CPSC-57200 Artificial Intelligence 2
Homework #4
Introduction
For this assignment, you will use the Python programming language to simulate an agent in a
grid environment, based on a policy found by the policy iteration algorithm.
Environment Description (based on AIMA textbook - see pg. 563)
The environment consists of a grid, with obstacles placed randomly within it and two terminating
states at predefined locations: one positive with a reward of +1, and one negative with a reward
of -1. The agent can move up, down, left, or right, but if the movement results into a collision
with a wall (obstacle or grid boundary), then no movement occurs. Otherwise, the agent moves
into the intended direction with 80% chance. In 20% of cases, the agent moves at right angles to
the intended direction.
Requirements
1) Use the provided base code to implement an environment simulator for this environment, such
that the specific geography of the environment is easily altered. In particular, you need to create
two functions:
def getMdpEnv(x_dim, y_dim, pos_terminal, neg_terminal, block_prob):
""" Generates a GridMDP of given dimension x_dim by y_dim, with random
obstacles placed with uniform probability block_prob and with two terminating
states with rewards +1/-1 for pos/neg states,respectively. The terminating
state locations are given by tuples pos_terminal and neg_terminal."""
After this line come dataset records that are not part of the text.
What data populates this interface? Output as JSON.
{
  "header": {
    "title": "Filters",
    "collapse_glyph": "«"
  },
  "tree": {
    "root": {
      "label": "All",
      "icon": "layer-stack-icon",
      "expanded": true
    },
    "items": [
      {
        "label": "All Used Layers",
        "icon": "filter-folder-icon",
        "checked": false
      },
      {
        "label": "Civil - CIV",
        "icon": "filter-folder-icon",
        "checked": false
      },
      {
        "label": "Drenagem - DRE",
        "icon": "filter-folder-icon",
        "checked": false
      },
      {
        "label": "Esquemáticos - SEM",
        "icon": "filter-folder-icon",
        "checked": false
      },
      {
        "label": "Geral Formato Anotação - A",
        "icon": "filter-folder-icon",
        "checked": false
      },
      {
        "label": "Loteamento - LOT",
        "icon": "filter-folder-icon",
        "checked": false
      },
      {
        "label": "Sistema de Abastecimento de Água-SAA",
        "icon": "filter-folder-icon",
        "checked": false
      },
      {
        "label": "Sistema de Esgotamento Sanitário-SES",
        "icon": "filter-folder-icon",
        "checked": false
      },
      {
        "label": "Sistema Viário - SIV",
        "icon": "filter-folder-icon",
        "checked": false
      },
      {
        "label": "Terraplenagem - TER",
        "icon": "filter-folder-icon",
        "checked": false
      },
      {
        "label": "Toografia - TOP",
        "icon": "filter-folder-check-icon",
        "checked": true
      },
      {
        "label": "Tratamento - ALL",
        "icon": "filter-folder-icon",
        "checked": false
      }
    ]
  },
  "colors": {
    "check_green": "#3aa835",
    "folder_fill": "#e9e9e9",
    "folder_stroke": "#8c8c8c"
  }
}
def simulate_agent(env, pi, U):
""" Simulate the agent with the found policy pi on environment env from
each possible starting state for 1000 iterations. Keep track of rewards.
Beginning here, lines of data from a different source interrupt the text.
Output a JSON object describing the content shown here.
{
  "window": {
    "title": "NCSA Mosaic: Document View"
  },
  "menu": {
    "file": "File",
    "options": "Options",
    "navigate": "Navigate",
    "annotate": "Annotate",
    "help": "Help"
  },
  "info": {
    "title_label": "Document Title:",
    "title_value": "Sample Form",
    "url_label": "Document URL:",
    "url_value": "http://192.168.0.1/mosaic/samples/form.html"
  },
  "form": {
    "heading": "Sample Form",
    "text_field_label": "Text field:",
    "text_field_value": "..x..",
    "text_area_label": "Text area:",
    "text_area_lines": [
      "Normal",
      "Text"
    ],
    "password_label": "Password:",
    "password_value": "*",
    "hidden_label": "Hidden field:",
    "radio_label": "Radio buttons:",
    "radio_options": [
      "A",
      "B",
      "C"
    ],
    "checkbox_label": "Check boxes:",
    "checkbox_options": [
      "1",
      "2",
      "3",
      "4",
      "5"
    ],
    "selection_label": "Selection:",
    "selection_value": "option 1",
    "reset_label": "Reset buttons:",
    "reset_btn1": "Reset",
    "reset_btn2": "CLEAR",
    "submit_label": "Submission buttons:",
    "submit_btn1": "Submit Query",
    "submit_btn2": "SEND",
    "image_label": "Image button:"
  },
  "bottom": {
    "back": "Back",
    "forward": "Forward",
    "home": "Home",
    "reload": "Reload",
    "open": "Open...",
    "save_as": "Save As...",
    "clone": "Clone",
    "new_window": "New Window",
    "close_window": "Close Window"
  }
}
Afterwards, display the average reward received from each starting state. If
agent doesn't reach terminal state after 100 moves, then end."""
2) Run the policy iteration algorithm on random square sized environments of side sizes of 2, 4,
8, 16, 32, 64, and 128. Run the algorithm 10 iterations for each size and compute the average
execution time. Repeat for different values of block_prob (0, 0.25, and 0.5). Include the results in
your report and answer the question of how does the run time for policy iteration vary with the
size of the environment?
3) Simulate an agent that uses policy iteration on a random 5x5 grid environment with positive
and terminating states at (4,2) and (4,3), respectively. Measure its performance in the
environment simulator from all possible starting states (run the simulate_agent function).
Compare the average total reward received per run with the utility of the state, as determined by
your algorithm. Make sure to visualize the grid itself, the utilities determine by policy iteration,
and the computed average total rewards received per run (use a seaborn heatmap in Python), like
the image below:
4) Write a report detailing your implementation and execution. Visualize and discuss the results.
Attach your code along with the PDF of the report.